Perhaps, but that may not be the only avenue.
One, Lakeside city officials may have a say here. If the council of that little town were convinced to strongly oppose the plan, and perhaps use zoning tools to address the future of the site, an election might not ever happen. Storm Lake city officials don't seem eager to jump on board as an alternative at the moment.
Two, they could purchase or find a developer to purchase the Cobblestone Ballroom. Gambling petition organizer Cal Johnson has said plainly that his motivation is to see the Cobb finally restored, and that he would drop the petition if there was an alternative way to reopen the landmark.

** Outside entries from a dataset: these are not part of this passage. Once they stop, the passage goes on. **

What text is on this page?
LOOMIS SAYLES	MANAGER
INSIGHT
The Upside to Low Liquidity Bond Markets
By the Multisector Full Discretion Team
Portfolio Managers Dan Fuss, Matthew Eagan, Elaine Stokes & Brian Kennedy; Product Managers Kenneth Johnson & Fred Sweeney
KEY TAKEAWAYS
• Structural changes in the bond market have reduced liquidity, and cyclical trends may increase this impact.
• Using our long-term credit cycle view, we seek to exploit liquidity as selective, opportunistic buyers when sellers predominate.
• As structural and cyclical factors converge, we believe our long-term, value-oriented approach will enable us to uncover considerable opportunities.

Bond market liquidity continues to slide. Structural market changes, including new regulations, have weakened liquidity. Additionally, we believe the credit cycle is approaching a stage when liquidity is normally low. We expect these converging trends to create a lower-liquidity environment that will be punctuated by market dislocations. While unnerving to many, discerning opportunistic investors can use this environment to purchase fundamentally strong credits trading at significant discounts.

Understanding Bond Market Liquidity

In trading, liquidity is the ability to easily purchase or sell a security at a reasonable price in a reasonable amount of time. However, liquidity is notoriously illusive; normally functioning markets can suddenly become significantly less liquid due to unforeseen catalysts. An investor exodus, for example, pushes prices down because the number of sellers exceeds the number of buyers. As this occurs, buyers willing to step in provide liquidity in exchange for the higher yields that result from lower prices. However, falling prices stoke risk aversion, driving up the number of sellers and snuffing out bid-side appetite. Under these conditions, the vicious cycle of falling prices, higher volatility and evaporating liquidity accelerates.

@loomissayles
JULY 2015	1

Three, they might work on the Iowa DNR. These people are responsible for the natural lake shoreline, its utility for recreational use and its effective fishery. If the DNR frowns on a casino boat on Storm Lake, a license might be a moot point.
There are a lot of if's and but's to be addressed before a casino ever sets float on Storm Lake, and a vote is just one of them.
For that matter, a vote may not be the end-all of the issue. A close vote may not be enough to convince a casino company that they are wanted here. Some suggest it would take a 60 percent approval rate, and that's hard to do - it took three elections to reach that rate to build a middle school in Storm Lake. And if Cobblestone is to be the most important factor, will a casino boat operator really be interested in shelling out a couple of million dollars to fix a run-down vacant building, which one official has said has a considerable amount of sensitive asbestos to deal with? Will Lakeside give up its control of the strip of public park land between the ballroom and the proposed casino site? And while the Cobblestone owner has expressed an interest in the project, he hasn't named a price for the building, let alone promised it.
The committee opposing the casino is organizing for a battle, but I wonder if it really has to be that way.
A veteran of the Sac County election tells them that the other side will stop at nothing to twist the truth. He predicts that local political leaders will fool and fail us. He speaks of character assassination, media manipulation, even the potential for sides to fall into destroying each other's yard signs. And even as a minister, he admits to emerging from the experience somewhat jaded.
And indeed, all that and more has happened elsewhere. Some communities have become so deeply split and bitter over a gambling issue that it's hard to see a winner at all no matter how the vote comes out.
I would hate to think that it has to be that way in Buena Vista County.
If it comes to a campaign and a vote, maybe we can show the proper way to do it.
On both sides of the issue in Storm Lake, we have good people, community-minded people, who are genuinely dedicated to doing what they feel is the right and positive thing.
So maybe we can have what no one else has managed - a clean, honest campaign that examines gambling from all sides based on real facts, not twisted statistics, sensational plays on emotions and personal attacks instead of issues.
Though I personally don't feel a casino fits Storm Lake, it does not have to be an evil thing to take a fair look at any potential for economic development. And it's a very good thing to have the other side now represented as well. We need that voice.
Now, calling "yes" or "no" won't be good enough; not here.
The proponents of a casino will need to show us how we will protect ourselves from the negatives such as traffic and parking problems, impact on image as a family destination, crime, problem gambling and its impact on families.
And opponents have a responsibility too. If they are to defeat a casino, they should also be asked what they would propose to bring in revenue and attraction, and how they alternately propose to get the Cobblestone reopened.
After all, battle or no, we're all working for the same thing, the best our community can be.